Any or all forward-looking statements may turn out to be wrong, and, accordingly, readers are cautioned not to place undue reliance on such statements, which speak only as of the date of this Annual Report. Forward-looking statements can be affected by inaccurate assumptions or by known or unknown risks and uncertainties. Many such factors will be important in determining the Company’s actual future results. These statements are based on current expectations and the current economic environment. They involve a number of risks and uncertainties that are difficult to predict.
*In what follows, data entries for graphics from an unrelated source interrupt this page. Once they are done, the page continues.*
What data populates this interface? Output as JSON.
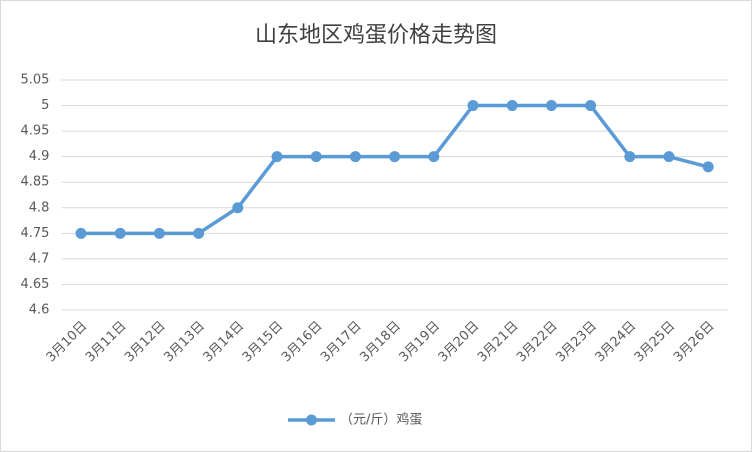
{
  "chart_data": {
    "type": "line",
    "title": "山东地区鸡蛋价格走势图",
    "categories": [
      "3月10日",
      "3月11日",
      "3月12日",
      "3月13日",
      "3月14日",
      "3月15日",
      "3月16日",
      "3月17日",
      "3月18日",
      "3月19日",
      "3月20日",
      "3月21日",
      "3月22日",
      "3月23日",
      "3月24日",
      "3月25日",
      "3月26日"
    ],
    "series": [
      {
        "name": "（元/斤）鸡蛋",
        "color": "#5b9bd5",
        "values": [
          4.75,
          4.75,
          4.75,
          4.75,
          4.8,
          4.9,
          4.9,
          4.9,
          4.9,
          4.9,
          5,
          5,
          5,
          5,
          4.9,
          4.9,
          4.88
        ]
      }
    ],
    "ylim": [
      4.6,
      5.05
    ],
    "yticks": [
      4.6,
      4.65,
      4.7,
      4.75,
      4.8,
      4.85,
      4.9,
      4.95,
      5,
      5.05
    ],
    "grid": true,
    "legend": "bottom"
  }
}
These statements are not guarantees of future performance; actual results could differ materially from those expressed or implied in the forward-looking statements.
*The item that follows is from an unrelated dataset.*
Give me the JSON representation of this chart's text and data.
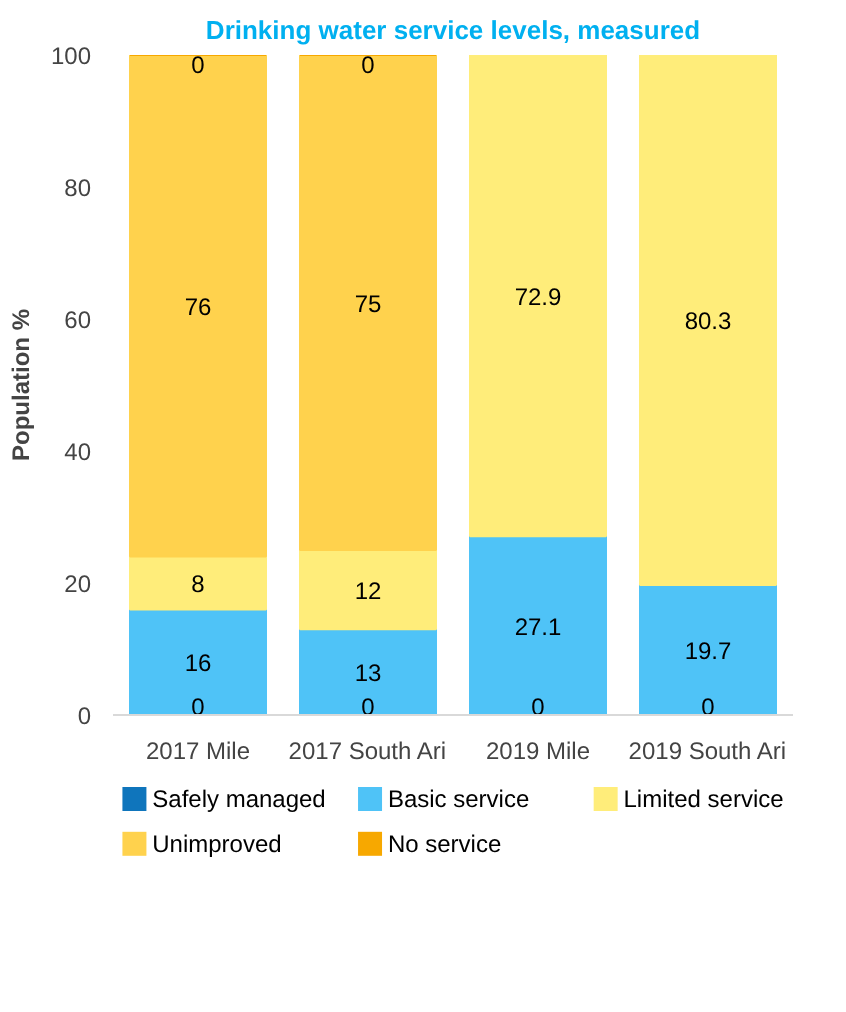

Among the general factors that could cause actual results to differ materially from estimated results are:
| • | | Changes in general economic conditions, including performance of financial markets, interest rates, unemployment rates and fluctuating values of particular investments held by the Company and its subsidiaries; |
| • | | Heightened competition, including, with respect to pricing, entry of new competitors and the development of new products by new and existing competitors; |
| • | | The number and severity of insurance claims (including those associated with catastrophe losses) and their impact on the adequacy of loss reserves; |
| • | | The impact of inflation on insurance claims, including, but not limited to, the effects attributed to scarcity of resources available to rebuild damaged structures, including labor and materials and the amount of salvage value recovered for damaged property; |
| • | | Orders, interpretations or other actions by regulators that impact the reporting, adjustment and payment of claims; |
| • | | Changes in the pricing or availability of reinsurance; |
| • | | Changes in the financial condition of reinsurers and amounts recoverable therefrom; |
| • | | Changes in industry trends and significant industry developments; |
| • | | Regulatory approval of insurance rates, policy forms, license applications and similar matters; |
| • | | Developments related to insurance policy claims and coverage issues including, but not limited to, interpretations or decisions by courts or regulators that may govern or influence insurance policy coverage issues arising with respect to losses incurred in connection with hurricanes and other catastrophes; |
| • | | Governmental actions, including new laws or regulations or court decisions interpreting existing laws and regulations or policy provisions; |
| • | | Adverse outcomes in litigation or other legal and regulatory proceedings involving the Company or its subsidiaries; |
| • | | Regulatory, accounting or tax changes that may affect the cost of, or demand for, the Company’s products or services; |
| • | | The impact of residual market assessments and assessments for insurance industry insolvencies; |
| • | | Changes in distribution channels, methods or costs resulting from changes in laws or regulations, lawsuits or market forces; |
| • | | Changes in ratings by credit rating agencies including A.M. Best Co., Inc.; |
| • | | The level of success and costs expended in realizing economies of scale and implementing significant business consolidations and technology initiatives; |
| • | | Increased costs and risks related to data security; |
| • | | Absolute and relative performance of the Company’s products or services; and |
| • | | Other risks and uncertainties described from time to time in the Company’s filings with the Securities and Exchange Commission (“SEC”). |
No assurances can be given that the results contemplated in any forward-looking statements will be achieved or will be achieved in any particular timetable. The Company assumes no obligation to publicly correct or update any forward-looking statements as a result of events or developments subsequent to the date of this Annual Report. The reader is advised, however, to consult any further disclosures the Company makes on related subjects in filings made with the SEC.